Publication year - 1999
Publication title -
biotechnology and bioengineering
Language(s) - English
Resource type - Journals
SCImago Journal Rank - 1.136
H-Index - 189
eISSN - 1097-0290
pISSN - 0006-3592
DOI - 10.1002/(sici)1097-0290(19990705)64:1<108::aid-bit12>3.0.co;2-b
Subject(s) - chinese hamster ovary cell , apoptosis , fetal bovine serum , cell culture , programmed cell death , biology , cell growth , microbiology and biotechnology , cell , biochemistry , genetics
The development of serum‐ and protein‐free Chinese hamster ovary (CHO) cell cultures is a high priority for the production of biopharmaceuticals. Protein‐free competent CHO cells lines have been previously constructed by two different methods—metabolic engineering with cell‐cycle regulatory proteins and long‐term selective adaptation. Apoptosis was present in both cell lines during protein‐free, static‐batch culture as a result of nutrient deprivation, and glucose deprivation alone was a potent inducer of apoptosis compared to the depletion of other nutrients such as amino acids.
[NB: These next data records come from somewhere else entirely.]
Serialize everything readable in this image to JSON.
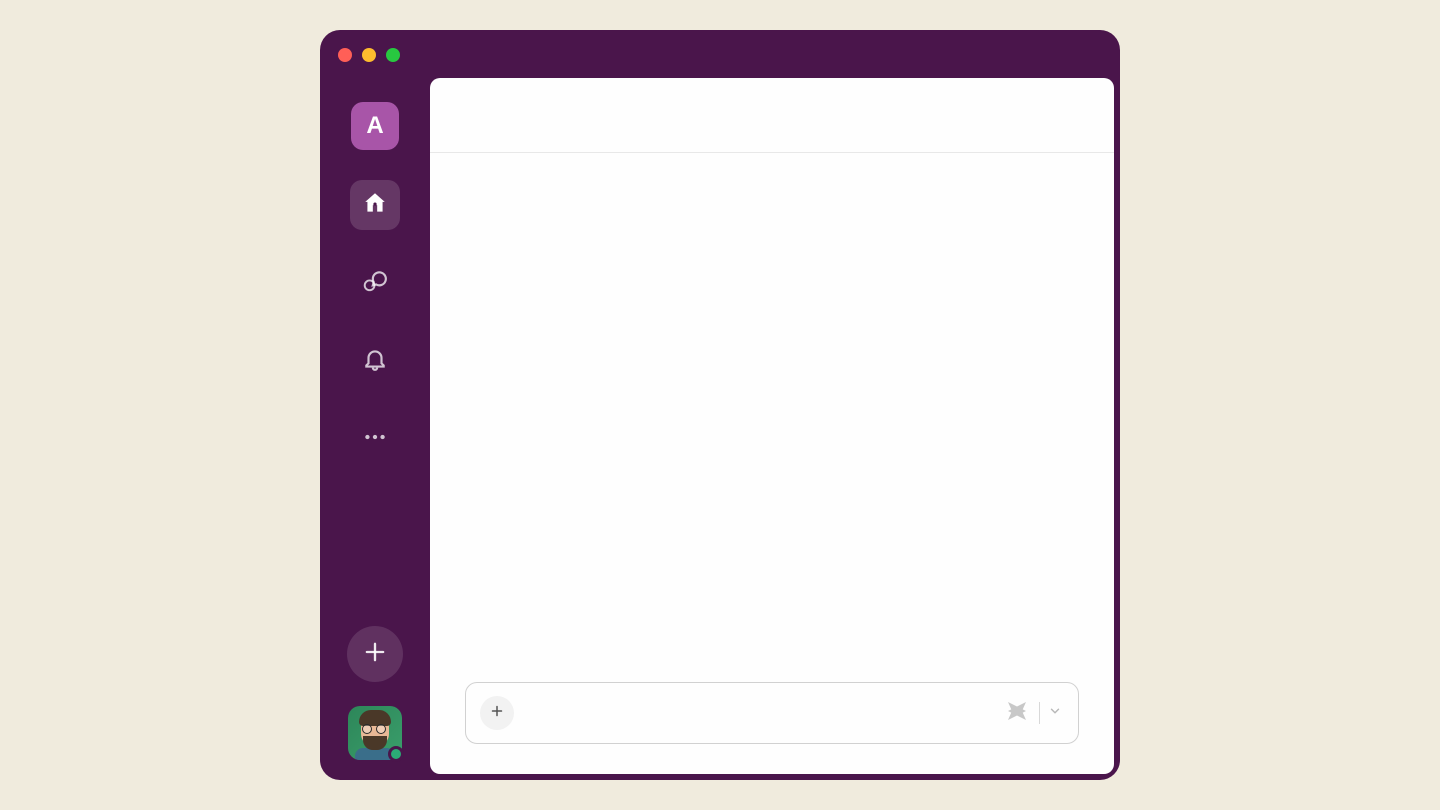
{
  "workspace": {
    "letter": "A"
  },
  "nav": {
    "items": [
      {
        "name": "home",
        "active": true
      },
      {
        "name": "dms",
        "active": false
      },
      {
        "name": "activity",
        "active": false
      },
      {
        "name": "more",
        "active": false
      }
    ]
  },
  "user": {
    "status": "active"
  },
  "composer": {
    "placeholder": ""
  },
  "colors": {
    "sidebar": "#4a154b",
    "accent": "#a855a8",
    "background": "#f0ebdd",
    "status_active": "#2bac76"
  }
}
By adding back serum to the cultures during batch growth or nutrient deprivation, it was shown that unidentified survival factors in serum can greatly reduce apoptosis in protein‐competent cell lines in all phases of the culture. Both observations contrast to previous reports for hybridoma cells, in which amino acids were the key determinants of apoptosis and serum had no additional antiapoptotic effect. Serum's protective effect against CHO cell death in batch culture was multifaceted and complex: (1) 10% FBS increased cell viability to >99% during exponential growth from roughly 75–90%, (2) 5–10% fetal bovine serum (FBS) reduced specific glucose consumption rates in both cell lines by 40%, thereby delaying the onset of apoptosis caused by glucose deprivation, and (3) 5% FBS reduced the specific cell death rate by 65% during a 3‐d lactate‐consumption phase characterized by substantial abortive proliferation, in which the cells both proliferated and died at a constant rate. The benefit of serum on cell production over the various phases of batch growth was combined into a single parameter by integrating the viable cell concentration vs. time profile (termed here as cumulative volumetric viable cell‐time, VCT vol ). Despite the ability of both cell lines to grow indefinitely without any exogenous growth factors, the addition of serum resulted in a 2.3‐fold increase in the VCT vol . Thus, it is clear that there is much room for improvement of protein‐free CHO cell lines despite their adequate growth competence, and new strategies different from those successfully used for hybridomas may be necessary to combat CHO cell apoptosis. © 1999 John Wiley & Sons, Inc. Biotechnol Bioeng 64: 108–119, 1999.